In essence, not an easy job (it's amazing that people do these things countless times a day without thinking twice).
4. Predictability
Managing costs in an AI-driven environment may sound straightforward for an enterprise (ROI): for example, measuring how long your assistant takes on average to complete a task, then multiplying by an hourly rate.
This could work for vertical (specialized) agents, but it’s trickier for horizontal agents because of one major factor: unpredictability.

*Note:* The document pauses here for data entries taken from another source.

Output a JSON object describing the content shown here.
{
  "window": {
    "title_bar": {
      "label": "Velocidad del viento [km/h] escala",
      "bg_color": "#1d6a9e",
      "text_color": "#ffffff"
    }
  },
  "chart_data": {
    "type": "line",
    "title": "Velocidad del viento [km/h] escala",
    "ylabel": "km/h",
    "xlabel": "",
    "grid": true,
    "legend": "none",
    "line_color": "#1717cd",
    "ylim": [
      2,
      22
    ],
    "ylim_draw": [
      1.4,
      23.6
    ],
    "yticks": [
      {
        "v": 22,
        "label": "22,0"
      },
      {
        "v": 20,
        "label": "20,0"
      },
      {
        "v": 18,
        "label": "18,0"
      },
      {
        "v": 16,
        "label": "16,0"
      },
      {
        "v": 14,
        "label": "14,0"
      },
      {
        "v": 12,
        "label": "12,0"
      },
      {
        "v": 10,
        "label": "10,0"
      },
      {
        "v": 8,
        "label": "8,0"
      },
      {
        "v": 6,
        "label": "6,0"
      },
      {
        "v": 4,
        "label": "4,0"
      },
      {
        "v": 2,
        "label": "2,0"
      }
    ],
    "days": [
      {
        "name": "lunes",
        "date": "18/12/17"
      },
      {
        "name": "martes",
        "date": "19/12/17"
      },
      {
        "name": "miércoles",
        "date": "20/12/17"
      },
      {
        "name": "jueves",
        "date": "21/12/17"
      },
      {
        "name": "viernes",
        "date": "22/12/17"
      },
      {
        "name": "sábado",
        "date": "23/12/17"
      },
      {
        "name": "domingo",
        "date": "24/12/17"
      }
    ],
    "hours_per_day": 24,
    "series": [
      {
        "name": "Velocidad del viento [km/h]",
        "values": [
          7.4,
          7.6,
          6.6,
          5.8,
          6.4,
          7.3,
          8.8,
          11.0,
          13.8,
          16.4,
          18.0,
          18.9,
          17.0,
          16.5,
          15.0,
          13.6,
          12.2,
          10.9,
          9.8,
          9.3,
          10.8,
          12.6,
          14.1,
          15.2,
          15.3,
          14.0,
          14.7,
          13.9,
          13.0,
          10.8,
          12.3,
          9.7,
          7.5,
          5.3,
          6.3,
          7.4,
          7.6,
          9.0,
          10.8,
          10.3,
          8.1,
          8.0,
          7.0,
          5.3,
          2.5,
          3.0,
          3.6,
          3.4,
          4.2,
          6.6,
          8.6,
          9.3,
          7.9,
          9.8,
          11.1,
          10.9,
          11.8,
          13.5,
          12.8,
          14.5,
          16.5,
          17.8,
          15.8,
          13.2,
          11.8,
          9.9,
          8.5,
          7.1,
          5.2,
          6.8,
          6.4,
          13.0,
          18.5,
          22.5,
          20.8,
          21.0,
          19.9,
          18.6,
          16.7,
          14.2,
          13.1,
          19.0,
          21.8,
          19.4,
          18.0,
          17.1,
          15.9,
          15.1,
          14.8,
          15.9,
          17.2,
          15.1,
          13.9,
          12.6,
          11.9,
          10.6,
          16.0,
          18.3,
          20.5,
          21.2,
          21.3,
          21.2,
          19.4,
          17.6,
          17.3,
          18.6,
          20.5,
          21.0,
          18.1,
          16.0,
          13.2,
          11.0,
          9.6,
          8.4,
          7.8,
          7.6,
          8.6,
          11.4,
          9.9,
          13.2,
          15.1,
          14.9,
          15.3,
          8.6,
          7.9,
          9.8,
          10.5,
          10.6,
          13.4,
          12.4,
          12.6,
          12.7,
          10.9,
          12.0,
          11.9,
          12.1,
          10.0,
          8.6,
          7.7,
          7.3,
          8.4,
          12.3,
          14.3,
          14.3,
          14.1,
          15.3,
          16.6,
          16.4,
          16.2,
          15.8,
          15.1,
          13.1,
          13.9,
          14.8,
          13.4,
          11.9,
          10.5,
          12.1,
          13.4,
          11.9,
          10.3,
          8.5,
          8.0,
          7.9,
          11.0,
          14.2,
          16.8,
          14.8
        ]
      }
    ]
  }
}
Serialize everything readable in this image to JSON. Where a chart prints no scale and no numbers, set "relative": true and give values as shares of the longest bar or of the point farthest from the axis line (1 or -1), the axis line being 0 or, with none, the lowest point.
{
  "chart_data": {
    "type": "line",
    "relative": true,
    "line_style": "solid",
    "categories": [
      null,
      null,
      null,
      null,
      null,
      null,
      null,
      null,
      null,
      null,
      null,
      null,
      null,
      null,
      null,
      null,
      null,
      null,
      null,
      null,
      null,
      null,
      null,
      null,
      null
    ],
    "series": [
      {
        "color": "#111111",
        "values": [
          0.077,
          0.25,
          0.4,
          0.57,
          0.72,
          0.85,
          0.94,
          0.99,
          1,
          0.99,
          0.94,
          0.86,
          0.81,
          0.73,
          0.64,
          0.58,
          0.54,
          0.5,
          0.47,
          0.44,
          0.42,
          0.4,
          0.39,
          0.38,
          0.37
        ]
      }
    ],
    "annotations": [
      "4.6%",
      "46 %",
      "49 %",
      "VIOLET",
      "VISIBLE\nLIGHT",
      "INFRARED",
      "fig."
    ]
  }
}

When you ask an LLM like ChatGPT the same question multiple times, don’t expect to get the exact same answer each time.
Here’s an example:
And then three seconds later:
The second answer is different, even though we gave exactly the same input.
And even more, think about how often the environment (= Input) changes whenever you let the agent do something. Probably very often.
Every small change in the environment makes the answer deviate even more. This isn’t necessarily a bad thing, but it’s simply unpredictable. One time a task might take three minutes, another time it might struggle to scroll or interpret an image and take ten minutes. In an unattended setting, it could even cause damage if the AI has access to important things like your email or credit card.
Wrap-Up
In this blog post, we talked about the amazing advent of AI agents, but also about the real-world challenges we face today, including the speed, cost and predictability of general-purpose, horizontal agents, and what will hinder the advancement to the level we call AGI. A term full of hope and fear.
But we're all aware that the rapid development of AI in both hardware (chips) and software (models) will continue to evolve and make things that are unimaginable today a reality.